The equipment is one twelfth to one half the size of conventional oxygen delignification equipment making for an easier retrofit into existing mills that do not have oxygen delignification.

The methods of the present invention will provide for a better Kappa Number reduction that that achieved by traditional oxygen delignification systems.

The pulp produced by this invention has better pulp strength as it exposes the cellulose fiber in the pulp to the caustic and oxygen for shorter durations of time.

In depth analysis of feed stock and its complex chemistry is not necessary to implement the two step method of the invention.

While this invention has been described with respect to particular embodiments thereof, it is apparent that numerous other forms and modifications of the invention will be obvious to those skilled in the art. The appended claims in this invention generally should be construed to cover all such obvious forms and modifications which are within the true spirit and scope of the invention.

Claims

1. A method for delignifying pulp comprising the steps of:

(a) Forming a mixture of the pulp and caustic;

(b) Feeding oxygen to the mixture and feeding the oxygen-containing mixture to a first step reactor wherein lignin will delignify;

(c) Feeding the oxygen-containing mixture to a second step reactor wherein lignin will delignify; and

(d) Recovering the delignified pulp.

2. The method as claimed in claim 1 wherein the lignin in step b) is fast reacting lignin.

3. The method as claimed in claim 1 wherein the lignin in step c) is slow reacting lignin.

4. The method as claimed in claim 1 wherein the pulp is selected from the group consisting of medium and high consistency pulp.

5. The method as claimed in claim wherein the caustic is sodium hydroxide

6. The method as claimed in claim 1 wherein the oxygen is greater than 80% purity.

7. The method as claimed in claim 1 wherein steam is added to the mixture of pulp and caustic before being fed into the first step reactor.

8. The method as claimed in claim 1 wherein the oxygen-containing mixture comprises a gas phase and a liquid phase.

9. The method as claimed in claim 8 wherein the first step reactor is a reactor where the gas phase is the continuous phase and the liquid phase is the dispersed phase.

10. The method as claimed in claim 1 wherein supplemental oxygen may be added to the mixture of pulp and caustic after step (b).

11. The method as claimed in claim 1 wherein the oxygen-containing mixture is present in the first step reactor for about 0.25 to 5 minutes.

12. The method as claimed in claim 1 wherein the second step reactor is a reactor column.

13. The method as claimed in claim 1 wherein the oxygen-containing mixture is present in the second step reactor for about 2 to 40 minutes.

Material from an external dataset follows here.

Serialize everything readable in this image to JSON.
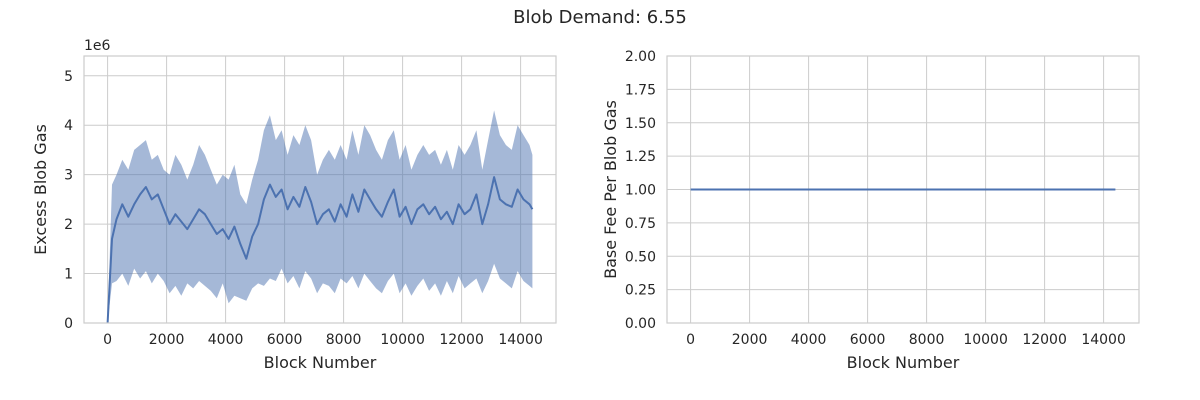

14. The method as claimed in claim 1 wherein the delignified pulp is fed to a washing unit.

15. The method as claimed in claim 13 wherein water is added to the washing unit.

16. The method as claimed in 13 wherein the delignified pulp is fed to a pulp bleaching operation.

17. An apparatus for delignifying pulp comprising a mixer, a first step reactor and a second step reactor.

18. The apparatus as claimed in claim 17 wherein the first step reactor is a reactor where the gas phase is the continuous phase and the liquid phase is the dispersed phase.

19. The apparatus as claimed in claim 17 wherein the second step reactor is a reactor column.

20. The apparatus as claimed in claim 17 wherein the mixer is in fluid communication with the first step reactor.

21. The apparatus as claimed in claim 17 wherein the first step reactor is in fluid communication with the second step reactor.

22. The apparatus as claimed in claim 17 further comprising a washing unit.